WissKI
What is an ontology in computer science and knowledge representation?
The widely used definition of ontologies from Gruber as a “specification of a conceptualization” [1] shows that in the field of knowledge representation an ontology is a concrete system in contrast to philosophy. The Digital Solutions Team understands ontologies in the sense used in the context of the Semantic Web. It is a system which orders the concepts of some world in a hierarchical structure. These concepts and their instances can have specific properties and can be related with each other.
About WissKI
We are currently experimenting with the open-source virtual research environment WissKI, which was developed by a joined team from Friedrich-Alexander-Universität Erlangen-Nürnberg, Germanisches Nationalmuseum and Zoologisches Forschungsmuseum Alexander Koenig Bonn. The English translation of the project’s name – scientific communication infrastructure – highlights its aims.

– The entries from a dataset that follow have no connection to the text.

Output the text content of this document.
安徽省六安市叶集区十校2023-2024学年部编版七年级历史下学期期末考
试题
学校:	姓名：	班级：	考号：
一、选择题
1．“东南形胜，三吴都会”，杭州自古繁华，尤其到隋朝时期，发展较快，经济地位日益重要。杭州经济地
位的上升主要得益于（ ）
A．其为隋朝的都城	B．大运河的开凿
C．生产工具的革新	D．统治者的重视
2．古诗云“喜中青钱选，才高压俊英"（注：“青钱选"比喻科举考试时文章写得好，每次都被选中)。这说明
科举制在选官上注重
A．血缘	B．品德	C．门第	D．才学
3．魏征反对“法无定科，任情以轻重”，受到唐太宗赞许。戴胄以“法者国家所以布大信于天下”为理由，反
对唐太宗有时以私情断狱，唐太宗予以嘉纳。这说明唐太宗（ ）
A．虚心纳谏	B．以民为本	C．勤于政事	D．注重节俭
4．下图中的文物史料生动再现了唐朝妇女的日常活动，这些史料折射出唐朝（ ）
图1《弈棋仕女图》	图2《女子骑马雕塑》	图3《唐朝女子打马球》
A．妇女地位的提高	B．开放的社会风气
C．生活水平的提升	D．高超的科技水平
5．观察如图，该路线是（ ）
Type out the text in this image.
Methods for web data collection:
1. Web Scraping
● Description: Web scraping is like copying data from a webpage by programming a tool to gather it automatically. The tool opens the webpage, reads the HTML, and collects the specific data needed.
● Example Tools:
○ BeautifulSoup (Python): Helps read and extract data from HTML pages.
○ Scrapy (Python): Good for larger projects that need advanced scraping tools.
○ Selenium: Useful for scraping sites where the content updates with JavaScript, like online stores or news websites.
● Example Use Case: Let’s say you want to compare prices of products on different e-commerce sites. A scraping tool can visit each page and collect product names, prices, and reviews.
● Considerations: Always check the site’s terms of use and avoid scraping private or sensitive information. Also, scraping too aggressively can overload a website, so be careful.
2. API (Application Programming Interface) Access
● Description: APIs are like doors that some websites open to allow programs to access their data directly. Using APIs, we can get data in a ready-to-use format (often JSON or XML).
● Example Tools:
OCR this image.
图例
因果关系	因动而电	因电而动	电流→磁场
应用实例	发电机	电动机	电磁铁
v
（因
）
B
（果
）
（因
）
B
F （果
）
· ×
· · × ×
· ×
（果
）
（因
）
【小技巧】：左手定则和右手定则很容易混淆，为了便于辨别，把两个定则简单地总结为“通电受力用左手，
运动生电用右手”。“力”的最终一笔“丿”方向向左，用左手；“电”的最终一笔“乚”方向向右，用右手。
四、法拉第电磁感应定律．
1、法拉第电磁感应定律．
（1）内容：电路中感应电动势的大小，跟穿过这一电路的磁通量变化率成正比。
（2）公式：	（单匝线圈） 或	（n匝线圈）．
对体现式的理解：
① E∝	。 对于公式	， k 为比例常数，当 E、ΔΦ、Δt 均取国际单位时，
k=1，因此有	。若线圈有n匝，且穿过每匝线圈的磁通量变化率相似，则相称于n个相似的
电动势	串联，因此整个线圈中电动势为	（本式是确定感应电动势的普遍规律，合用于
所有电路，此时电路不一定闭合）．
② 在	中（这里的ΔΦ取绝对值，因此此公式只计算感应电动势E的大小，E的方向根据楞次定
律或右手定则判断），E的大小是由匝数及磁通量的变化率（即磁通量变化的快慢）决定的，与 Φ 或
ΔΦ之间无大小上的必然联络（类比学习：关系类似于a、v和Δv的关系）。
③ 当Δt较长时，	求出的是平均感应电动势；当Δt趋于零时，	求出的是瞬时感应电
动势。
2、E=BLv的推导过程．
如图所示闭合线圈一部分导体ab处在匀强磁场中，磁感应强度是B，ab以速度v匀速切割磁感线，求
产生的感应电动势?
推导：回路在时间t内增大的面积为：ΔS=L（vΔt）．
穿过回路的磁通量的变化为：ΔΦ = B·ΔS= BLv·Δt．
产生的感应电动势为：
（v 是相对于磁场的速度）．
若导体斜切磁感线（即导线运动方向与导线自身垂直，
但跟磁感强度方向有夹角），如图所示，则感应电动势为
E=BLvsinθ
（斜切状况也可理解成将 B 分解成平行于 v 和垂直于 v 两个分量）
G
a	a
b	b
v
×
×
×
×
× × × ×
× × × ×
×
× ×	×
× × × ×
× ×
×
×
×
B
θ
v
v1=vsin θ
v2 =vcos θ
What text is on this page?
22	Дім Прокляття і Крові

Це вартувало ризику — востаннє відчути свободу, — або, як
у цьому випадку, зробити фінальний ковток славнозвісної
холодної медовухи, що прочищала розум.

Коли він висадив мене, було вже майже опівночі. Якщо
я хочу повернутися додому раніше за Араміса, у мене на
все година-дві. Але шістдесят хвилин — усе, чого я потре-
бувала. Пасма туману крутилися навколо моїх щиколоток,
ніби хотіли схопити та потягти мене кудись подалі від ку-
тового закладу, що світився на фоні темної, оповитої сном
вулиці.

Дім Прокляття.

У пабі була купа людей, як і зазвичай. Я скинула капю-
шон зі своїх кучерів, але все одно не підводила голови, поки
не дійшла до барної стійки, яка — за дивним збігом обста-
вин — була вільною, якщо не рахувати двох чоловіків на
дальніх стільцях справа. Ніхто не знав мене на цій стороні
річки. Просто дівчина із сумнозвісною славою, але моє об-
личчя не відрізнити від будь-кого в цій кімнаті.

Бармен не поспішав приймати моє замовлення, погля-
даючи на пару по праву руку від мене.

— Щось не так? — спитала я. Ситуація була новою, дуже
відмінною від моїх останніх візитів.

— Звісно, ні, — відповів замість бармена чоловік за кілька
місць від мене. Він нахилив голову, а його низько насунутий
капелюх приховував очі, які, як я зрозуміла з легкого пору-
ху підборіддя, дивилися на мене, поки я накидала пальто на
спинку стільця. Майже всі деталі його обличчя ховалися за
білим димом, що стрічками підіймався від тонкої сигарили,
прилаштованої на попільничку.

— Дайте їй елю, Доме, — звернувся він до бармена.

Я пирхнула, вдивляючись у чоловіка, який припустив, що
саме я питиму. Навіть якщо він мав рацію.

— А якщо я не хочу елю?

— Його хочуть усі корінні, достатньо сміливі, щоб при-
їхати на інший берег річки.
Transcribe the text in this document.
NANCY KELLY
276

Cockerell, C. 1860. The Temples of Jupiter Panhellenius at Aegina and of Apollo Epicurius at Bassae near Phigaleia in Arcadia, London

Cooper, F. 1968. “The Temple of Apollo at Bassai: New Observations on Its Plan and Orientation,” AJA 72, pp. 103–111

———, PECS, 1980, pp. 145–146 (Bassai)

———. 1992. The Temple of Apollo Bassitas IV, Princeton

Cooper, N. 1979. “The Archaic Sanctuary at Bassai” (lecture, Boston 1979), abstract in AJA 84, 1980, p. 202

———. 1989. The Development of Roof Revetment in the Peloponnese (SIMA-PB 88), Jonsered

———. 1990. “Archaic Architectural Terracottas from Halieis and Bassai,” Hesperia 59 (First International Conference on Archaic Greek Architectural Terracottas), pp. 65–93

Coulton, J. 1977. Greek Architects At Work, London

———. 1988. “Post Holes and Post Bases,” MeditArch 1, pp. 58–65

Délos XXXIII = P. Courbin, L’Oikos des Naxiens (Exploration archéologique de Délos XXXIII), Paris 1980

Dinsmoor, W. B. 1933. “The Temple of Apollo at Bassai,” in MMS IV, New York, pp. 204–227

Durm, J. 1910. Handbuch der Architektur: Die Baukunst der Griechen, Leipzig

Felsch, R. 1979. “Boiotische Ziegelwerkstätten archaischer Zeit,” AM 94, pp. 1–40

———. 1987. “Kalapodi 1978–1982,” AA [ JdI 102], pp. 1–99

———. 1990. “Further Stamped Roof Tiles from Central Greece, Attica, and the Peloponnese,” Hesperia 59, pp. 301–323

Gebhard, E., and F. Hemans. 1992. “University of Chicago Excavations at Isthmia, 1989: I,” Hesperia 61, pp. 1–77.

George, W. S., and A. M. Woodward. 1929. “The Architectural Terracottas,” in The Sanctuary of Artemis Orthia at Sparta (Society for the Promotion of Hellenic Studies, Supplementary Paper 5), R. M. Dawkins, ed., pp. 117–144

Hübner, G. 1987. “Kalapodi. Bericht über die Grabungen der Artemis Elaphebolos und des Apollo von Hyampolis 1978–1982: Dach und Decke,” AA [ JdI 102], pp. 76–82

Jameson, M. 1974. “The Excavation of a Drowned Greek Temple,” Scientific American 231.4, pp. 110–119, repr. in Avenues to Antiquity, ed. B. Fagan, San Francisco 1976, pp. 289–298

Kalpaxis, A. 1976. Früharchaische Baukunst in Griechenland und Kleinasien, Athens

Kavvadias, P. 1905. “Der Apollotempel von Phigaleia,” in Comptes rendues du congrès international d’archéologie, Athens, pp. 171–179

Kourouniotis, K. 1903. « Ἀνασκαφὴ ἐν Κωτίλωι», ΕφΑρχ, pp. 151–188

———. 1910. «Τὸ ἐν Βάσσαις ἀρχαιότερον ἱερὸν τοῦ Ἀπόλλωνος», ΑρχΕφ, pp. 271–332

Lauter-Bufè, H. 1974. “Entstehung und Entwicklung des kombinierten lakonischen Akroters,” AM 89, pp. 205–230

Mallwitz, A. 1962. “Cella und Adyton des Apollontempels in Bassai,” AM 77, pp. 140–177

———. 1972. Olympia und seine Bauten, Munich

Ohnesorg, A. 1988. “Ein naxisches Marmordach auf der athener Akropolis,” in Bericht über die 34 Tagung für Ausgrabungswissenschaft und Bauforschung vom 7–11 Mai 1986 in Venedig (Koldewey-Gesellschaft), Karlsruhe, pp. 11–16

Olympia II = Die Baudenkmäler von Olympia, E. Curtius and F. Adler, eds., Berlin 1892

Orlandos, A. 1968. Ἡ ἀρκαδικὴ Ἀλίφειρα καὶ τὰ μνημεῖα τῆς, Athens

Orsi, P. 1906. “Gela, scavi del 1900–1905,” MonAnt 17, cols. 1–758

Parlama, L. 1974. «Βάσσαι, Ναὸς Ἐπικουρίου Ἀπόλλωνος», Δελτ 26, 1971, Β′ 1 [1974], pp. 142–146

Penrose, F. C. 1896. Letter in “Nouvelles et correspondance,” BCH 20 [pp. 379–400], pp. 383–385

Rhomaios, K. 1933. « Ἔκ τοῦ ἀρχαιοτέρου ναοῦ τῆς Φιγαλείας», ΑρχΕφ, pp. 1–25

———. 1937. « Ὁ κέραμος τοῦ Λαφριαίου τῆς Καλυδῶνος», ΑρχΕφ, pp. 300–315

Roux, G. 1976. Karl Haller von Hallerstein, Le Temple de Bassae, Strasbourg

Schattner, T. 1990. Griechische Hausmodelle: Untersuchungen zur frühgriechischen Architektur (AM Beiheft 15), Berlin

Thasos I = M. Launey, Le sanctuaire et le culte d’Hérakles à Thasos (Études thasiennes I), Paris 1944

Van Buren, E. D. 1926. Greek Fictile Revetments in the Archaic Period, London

As it is based on the content management system Drupal, it enables a wide variety of configurations and add-ons.
What is a graph-based database and how does it differ from a relational database?
At its beginning, the Worldwide Web was structured in HTML files. These files contained hyperlinks, which redirected to other websites and in this way created the net. In contrast, the W3C aims to establish a web of data, which organizes its contents in a graph. Furthermore, it shall be possible for machines to read texts and understand them. Therefore, all elements of the Semantic Web Stack are based on XML. The advanced languages of the Semantic Web stack - RDF and OWL - are designed for the modelling of graphs and ontologies.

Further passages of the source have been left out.